Éducation, amitiés, travail… Comment le digital a pris la main sur nos vies

Avec la crise sanitaire, le numérique s’est radicalement et pleinement installé dans nos vies. Économie, éducation ou relations amicales : de nombreux domaines se sont hypertechnologisés et transformés. Plus que jamais, il est temps de s’interroger sur les usages et de réinventer ce monde virtuel.

Qui sait de quoi demain sera fait ? Dans un monde accéléré où les prédictions, à peine formulées, deviennent obsolètes, le futur n’a jamais été aussi peu prévisible… Les hypothèses et les spéculations filent bon train, les scénarios sur «le monde d’après» se multiplient. Dans ce contexte d’incertitude, une hypothèse semble pourtant faire l’unanimité : le confinement a accéléré à vitesse grand V la transformation digitale de nos vies, et le retour en arrière risque d’être difficile. La moitié de l’humanité a été assignée à résidence et notre seul moyen de garder un lien avec l’extérieur était notre connexion Internet : nos vies n’ont jamais été autant connectées, le monde virtuel si prégnant. Il est désormais moteur de notre économie. «Pour beaucoup, le télétravail et les études à distance sont devenus la norme grâce à des interfaces de collaboration toujours plus sophistiquées, comme Slack ou Klaxoon. D’autres services, comme Houseparty ou Zoom, ont vu leur utilisation exploser afin d’organiser des soirées virtuelles entre amis. Les géants du streaming (Netflix, Disney+) et du jeu vidéo multijoueur (Fortnite, League of Legends, Roblox) absorbent tant bien que mal une fréquentation spectaculaire de leurs plateformes. Certains ont fait du sport sur leur vélo connecté Peloton quand d’autres suivaient des cours de fitness sous forme de vidéo. Et presque tout le monde fait désormais ses courses en ligne», détaille Louis Morales-Chanard, directeur de la stratégie du groupe de communication Dentsu Aegis Network.

Lorsque nous serons totalement «déconfinés», fatigués des heures passées sur écran, lassés des FaceTime vidéos, des air kiss ,des réunions Skype, des notifications anxiogènes, des anniversaires virtuels, des liseuses Kindle et des concerts live sur Instagram avec du mauvais son, le réel reprendra-t-il ses droits ?

La virtualisation croissante de nos vies

Avec la crise sanitaire, le numérique s’est radicalement et pleinement installé dans nos vies.

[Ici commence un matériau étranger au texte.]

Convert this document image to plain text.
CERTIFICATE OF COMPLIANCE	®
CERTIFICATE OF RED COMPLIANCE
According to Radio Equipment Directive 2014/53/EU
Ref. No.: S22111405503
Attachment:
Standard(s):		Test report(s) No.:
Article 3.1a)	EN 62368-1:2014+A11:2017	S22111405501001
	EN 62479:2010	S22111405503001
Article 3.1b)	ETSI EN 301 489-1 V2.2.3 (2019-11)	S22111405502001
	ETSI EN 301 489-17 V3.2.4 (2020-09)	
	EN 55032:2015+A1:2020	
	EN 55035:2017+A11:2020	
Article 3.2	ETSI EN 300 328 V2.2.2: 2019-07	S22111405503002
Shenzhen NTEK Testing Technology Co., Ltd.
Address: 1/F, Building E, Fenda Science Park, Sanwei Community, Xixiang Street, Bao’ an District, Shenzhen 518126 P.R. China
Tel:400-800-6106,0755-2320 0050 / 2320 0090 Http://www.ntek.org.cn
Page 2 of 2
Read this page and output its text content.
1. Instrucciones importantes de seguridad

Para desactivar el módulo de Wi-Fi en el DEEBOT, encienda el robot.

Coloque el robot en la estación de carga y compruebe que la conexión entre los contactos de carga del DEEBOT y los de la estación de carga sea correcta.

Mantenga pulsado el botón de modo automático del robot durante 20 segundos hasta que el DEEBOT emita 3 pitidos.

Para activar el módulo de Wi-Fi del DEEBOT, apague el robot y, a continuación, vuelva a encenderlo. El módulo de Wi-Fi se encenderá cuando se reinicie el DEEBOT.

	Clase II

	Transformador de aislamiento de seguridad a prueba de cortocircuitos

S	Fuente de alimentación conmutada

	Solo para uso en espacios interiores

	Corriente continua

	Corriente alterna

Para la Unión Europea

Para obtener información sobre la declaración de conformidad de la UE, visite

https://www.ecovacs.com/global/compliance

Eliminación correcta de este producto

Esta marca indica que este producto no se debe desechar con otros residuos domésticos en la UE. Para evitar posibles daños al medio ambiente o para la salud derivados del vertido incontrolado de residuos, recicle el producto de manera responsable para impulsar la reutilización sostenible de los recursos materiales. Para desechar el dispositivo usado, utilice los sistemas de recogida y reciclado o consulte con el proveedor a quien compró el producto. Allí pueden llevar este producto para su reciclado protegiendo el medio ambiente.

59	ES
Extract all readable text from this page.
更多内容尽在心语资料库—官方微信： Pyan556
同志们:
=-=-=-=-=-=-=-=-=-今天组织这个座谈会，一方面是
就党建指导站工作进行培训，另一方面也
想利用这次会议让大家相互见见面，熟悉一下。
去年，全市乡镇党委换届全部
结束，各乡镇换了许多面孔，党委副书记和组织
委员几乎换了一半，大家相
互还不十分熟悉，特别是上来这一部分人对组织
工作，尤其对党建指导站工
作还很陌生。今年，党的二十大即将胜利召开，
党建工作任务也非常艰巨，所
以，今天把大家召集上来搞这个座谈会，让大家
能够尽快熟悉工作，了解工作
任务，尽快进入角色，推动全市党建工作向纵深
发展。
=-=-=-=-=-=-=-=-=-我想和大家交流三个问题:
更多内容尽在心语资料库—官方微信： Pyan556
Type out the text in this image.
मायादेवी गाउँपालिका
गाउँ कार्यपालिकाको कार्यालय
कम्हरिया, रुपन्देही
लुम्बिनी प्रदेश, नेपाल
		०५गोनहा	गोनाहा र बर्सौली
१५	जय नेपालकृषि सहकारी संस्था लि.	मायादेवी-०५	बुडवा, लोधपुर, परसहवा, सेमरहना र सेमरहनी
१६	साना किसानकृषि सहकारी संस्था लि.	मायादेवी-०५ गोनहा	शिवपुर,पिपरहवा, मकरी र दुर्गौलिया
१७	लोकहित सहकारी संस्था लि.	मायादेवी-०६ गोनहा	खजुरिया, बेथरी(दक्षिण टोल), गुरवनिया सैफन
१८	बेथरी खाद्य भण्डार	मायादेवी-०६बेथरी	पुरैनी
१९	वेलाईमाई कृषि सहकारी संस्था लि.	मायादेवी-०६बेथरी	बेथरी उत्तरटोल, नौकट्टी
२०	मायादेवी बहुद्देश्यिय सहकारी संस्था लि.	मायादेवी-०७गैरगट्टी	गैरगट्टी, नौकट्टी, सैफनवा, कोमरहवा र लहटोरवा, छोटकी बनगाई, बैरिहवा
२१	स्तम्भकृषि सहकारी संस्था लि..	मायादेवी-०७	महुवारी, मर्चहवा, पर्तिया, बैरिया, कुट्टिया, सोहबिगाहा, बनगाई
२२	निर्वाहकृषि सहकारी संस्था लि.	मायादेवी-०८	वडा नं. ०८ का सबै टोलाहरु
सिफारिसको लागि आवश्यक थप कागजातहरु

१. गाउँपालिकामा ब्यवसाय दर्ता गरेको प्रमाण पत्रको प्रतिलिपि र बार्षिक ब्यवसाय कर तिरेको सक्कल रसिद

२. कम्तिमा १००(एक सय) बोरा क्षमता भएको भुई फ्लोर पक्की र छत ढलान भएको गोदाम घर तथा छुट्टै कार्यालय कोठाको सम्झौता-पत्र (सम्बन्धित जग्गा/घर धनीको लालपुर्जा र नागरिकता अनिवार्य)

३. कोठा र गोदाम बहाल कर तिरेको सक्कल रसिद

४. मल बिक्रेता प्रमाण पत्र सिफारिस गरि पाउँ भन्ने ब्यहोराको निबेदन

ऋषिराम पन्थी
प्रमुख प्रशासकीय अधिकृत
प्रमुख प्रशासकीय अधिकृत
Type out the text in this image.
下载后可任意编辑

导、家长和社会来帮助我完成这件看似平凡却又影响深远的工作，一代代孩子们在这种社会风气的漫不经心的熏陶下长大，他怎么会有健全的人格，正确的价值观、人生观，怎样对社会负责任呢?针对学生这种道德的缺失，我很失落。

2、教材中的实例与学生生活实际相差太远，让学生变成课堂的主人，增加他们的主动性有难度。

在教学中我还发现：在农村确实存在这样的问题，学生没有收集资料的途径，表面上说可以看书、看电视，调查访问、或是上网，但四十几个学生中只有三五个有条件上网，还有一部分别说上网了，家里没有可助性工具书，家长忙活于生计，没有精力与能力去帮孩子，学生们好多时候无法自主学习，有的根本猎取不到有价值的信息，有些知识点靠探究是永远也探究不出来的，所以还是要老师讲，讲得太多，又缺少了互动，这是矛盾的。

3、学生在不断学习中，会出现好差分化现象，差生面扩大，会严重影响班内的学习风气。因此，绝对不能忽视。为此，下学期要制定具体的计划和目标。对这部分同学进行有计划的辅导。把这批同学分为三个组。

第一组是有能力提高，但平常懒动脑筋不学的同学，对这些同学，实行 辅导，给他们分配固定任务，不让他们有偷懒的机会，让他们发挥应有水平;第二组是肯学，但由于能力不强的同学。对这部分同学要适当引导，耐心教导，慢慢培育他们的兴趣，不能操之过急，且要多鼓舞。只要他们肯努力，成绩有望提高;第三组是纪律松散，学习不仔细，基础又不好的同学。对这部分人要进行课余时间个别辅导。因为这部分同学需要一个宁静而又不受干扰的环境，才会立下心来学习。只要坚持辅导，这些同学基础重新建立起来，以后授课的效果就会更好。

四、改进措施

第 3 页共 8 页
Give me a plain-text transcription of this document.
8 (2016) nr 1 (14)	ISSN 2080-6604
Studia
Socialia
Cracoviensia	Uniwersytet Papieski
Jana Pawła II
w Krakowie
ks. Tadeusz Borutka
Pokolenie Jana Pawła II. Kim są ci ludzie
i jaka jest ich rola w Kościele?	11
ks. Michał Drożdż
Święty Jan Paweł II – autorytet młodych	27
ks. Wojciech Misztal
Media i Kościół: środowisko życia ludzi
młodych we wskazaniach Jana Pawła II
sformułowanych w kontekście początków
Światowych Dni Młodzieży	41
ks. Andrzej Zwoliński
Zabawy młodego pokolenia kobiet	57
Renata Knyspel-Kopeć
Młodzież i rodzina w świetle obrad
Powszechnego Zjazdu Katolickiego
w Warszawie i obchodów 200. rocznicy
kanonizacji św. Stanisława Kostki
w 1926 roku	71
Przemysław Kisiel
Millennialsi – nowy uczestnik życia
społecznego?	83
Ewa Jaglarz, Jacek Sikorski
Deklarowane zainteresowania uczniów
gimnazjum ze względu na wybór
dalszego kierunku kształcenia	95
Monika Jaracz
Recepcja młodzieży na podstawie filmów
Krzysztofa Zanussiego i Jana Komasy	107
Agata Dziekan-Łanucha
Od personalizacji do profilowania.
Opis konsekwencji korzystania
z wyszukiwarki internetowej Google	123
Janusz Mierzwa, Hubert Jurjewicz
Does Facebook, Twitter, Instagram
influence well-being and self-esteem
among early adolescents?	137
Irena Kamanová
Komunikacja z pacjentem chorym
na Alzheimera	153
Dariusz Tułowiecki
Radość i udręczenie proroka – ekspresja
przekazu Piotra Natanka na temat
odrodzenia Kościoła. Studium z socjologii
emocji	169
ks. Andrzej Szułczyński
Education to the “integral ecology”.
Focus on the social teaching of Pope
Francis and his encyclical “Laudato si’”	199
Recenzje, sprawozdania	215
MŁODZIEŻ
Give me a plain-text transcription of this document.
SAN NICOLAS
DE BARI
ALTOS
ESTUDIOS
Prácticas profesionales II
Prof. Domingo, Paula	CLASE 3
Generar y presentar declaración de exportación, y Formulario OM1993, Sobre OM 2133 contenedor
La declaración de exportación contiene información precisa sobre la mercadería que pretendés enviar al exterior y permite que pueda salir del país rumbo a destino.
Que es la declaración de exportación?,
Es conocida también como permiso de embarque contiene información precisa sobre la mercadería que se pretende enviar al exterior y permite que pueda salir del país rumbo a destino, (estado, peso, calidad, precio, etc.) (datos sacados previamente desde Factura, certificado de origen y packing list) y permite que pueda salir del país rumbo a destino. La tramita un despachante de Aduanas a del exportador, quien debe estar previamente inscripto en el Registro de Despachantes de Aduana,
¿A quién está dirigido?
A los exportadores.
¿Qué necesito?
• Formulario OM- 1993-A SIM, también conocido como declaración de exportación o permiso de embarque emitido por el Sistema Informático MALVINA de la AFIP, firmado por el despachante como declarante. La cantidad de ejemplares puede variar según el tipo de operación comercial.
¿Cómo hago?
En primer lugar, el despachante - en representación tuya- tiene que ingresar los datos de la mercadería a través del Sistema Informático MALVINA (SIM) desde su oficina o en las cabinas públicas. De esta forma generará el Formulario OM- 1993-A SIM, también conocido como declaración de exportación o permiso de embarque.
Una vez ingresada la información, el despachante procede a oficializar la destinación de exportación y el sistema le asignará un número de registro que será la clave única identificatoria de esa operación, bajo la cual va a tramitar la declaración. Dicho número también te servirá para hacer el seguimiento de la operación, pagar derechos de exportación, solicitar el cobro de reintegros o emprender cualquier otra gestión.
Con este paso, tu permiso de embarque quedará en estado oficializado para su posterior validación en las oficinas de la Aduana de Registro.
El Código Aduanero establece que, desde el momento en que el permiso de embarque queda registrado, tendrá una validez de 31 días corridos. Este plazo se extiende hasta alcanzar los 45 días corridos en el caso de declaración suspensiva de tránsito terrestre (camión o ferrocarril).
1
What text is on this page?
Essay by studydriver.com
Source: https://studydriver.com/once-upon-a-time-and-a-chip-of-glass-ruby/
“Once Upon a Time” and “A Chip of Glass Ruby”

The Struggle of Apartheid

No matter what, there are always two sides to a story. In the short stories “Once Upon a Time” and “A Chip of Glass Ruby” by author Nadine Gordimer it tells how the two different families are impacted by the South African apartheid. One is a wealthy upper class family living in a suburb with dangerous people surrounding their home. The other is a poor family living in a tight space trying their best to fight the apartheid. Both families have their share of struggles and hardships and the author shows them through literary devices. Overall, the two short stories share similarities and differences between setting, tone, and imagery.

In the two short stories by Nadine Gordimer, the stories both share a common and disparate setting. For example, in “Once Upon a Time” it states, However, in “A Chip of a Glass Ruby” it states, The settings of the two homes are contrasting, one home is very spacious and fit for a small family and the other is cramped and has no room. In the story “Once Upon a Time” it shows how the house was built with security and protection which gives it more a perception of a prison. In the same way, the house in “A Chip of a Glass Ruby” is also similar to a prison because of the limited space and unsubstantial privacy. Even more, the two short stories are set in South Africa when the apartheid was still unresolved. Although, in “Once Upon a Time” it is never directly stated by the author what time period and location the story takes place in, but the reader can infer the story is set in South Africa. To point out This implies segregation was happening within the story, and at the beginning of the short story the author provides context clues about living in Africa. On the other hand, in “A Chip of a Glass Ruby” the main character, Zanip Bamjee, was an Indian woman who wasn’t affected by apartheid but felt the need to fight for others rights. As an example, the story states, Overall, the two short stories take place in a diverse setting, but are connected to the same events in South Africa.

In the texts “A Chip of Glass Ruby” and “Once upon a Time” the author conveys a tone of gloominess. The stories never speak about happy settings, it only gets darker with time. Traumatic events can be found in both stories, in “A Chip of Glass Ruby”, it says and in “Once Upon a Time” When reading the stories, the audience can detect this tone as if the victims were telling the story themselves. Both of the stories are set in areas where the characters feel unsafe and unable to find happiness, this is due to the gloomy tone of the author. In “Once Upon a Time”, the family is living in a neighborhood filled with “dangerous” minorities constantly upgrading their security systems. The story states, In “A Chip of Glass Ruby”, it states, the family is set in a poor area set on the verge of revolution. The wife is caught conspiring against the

L’isolement, qui est aujourd’hui notre lot quotidien, cristallise un état de fait : nos vies étaient déjà largement virtualisées. Sans forcément nous en rendre compte, nous passions une grande partie de notre quotidien au sein d’environnements virtuels. Cinq heures et sept minutes : en moyenne, c’est le temps que nous passions quotidiennement, en France, devant les écrans… avant le confinement. Et beaucoup d’entre nous consultaient déjà leur téléphone de manière compulsive, en moyenne toutes les trente secondes – soit tout de même la bagatelle de 2 600 fois par jour. Transformer notre apparence en ligne avec la réalité augmentée est devenu mainstream .Chacun peut embellir ou transformer son visage à coups de filtres, et sociabiliser avec sa version «avatarisée» : le «moi» virtuel devient le prolongement du «moi» réel, l’image devient existentielle. Autre illustration de la dématérialisation croissante de nos existences : la place que prend le jeu vidéo dans notre culture, cette forme d’entertainment que l’on consomme désormais de la même façon qu’une série ou qu’un film. «Le public du jeu vidéo n’est absolument pas celui qu’on imagine : l’âge moyen d’un joueur est de plus de 30 ans, et quasiment un joueur sur deux est une femme», précise Mohamed Megdoul, fondateur de la revue Immersion consacrée au gaming .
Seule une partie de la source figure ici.